The Consumer Ombudsman has announced a fresh focus on housing portal subscriptions.
The websites mostly offer initially free or discounted access to their listings, but after a period of time – anything from half a week to two months – the full rate is charged, and it is questionable how clearly this is advertised.
A question of clarity
The issue has been raised by the ombudsman as a common complaint by consumers entering into subscriptions for discounted or free trial periods. The subscription then automatically and significantly increases in price.
Whilst this in itself is not illegal, the Consumer Contracts Act stipulates that consumers must have clear and understandable information when entering into an agreement. If this is not provided beforehand, the agreement is not binding.
The various websites that offer online registration for access to housing listings have a two-month deadline to ensure that the information requirements are met.
Mad dash for digs
With an influx of new and returning students, this is a busy time of year for the housing market in Copenhagen.
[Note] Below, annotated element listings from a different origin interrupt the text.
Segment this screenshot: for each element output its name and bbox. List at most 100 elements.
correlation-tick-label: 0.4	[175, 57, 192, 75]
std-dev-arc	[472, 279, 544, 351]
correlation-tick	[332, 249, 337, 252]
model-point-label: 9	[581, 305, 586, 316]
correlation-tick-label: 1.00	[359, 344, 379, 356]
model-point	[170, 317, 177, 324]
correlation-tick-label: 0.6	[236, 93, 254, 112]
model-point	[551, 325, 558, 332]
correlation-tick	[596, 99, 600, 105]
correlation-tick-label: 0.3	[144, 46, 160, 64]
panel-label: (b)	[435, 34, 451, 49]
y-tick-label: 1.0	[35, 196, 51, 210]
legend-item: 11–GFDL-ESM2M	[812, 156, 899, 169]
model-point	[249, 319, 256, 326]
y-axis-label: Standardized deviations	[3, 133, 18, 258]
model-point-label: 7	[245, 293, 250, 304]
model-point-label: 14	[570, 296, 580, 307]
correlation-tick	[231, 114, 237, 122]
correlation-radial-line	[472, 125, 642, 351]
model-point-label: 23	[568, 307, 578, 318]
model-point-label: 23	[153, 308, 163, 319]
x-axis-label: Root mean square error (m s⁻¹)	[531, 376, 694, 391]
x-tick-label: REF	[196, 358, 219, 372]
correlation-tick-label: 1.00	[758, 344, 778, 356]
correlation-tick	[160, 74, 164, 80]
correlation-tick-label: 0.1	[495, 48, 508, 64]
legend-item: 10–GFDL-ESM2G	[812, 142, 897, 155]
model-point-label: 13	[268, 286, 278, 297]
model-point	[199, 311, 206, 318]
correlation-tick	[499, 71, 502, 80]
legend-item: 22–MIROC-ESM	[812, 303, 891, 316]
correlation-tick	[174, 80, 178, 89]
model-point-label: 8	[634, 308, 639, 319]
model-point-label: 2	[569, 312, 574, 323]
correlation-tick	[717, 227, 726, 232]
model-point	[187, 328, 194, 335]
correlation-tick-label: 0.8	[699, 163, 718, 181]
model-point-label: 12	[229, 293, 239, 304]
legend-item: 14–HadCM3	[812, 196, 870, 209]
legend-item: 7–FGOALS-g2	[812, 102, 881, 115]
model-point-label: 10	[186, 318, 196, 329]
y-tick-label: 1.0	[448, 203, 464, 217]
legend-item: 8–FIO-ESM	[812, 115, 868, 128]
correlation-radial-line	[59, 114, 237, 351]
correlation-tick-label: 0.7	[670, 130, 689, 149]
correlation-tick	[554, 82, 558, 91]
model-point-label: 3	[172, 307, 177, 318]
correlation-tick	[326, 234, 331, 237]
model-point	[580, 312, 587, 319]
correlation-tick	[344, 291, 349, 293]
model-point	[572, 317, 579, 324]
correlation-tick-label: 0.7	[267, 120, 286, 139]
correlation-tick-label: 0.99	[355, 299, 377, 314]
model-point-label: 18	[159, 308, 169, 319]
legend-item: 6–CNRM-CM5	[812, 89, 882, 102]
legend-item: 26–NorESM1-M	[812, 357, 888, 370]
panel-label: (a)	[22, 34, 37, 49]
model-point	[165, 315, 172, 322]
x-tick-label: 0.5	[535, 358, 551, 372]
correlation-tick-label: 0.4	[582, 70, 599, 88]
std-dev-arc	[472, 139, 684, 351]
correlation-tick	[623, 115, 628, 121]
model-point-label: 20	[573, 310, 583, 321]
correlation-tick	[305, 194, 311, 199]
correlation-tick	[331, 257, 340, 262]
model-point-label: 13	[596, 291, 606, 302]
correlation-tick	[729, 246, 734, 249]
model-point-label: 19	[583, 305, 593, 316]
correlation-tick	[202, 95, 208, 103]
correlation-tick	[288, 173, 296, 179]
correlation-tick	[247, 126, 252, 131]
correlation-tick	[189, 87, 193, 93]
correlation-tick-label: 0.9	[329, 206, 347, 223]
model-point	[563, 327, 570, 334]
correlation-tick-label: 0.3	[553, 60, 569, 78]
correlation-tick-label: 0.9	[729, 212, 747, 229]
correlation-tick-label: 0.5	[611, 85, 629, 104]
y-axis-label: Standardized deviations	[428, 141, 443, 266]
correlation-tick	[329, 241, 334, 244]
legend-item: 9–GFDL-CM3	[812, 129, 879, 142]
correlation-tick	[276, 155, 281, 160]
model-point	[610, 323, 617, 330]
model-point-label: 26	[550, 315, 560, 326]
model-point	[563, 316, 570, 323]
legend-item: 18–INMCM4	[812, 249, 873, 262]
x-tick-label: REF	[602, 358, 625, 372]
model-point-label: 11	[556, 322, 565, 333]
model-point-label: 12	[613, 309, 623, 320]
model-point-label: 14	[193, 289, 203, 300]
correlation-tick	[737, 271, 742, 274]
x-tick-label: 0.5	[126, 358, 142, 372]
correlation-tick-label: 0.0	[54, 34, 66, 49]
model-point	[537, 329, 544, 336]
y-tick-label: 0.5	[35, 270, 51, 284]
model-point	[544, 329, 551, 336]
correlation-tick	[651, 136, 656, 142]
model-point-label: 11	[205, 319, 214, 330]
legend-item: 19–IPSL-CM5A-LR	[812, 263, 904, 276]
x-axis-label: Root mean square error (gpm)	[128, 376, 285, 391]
It can be incredibly difficult to find accommodation and it is not uncommon for students to be without a home – even after the beginning of the semester.
One portal aimed specifically at students offered a three-day trial for 9 kroner, which then automatically increases to 299 kroner per month – although in this case it was clearly stated.
“We have chosen to focus on housing portal subscription conditions right now, as there is extra pressure on the rental housing market shortly,” explained Christina Toftegaard Nielsen from the Consumer Ombudsman.
“Many students are on the verge of finding a place to live, and the housing portals are one of the places many seek housing.”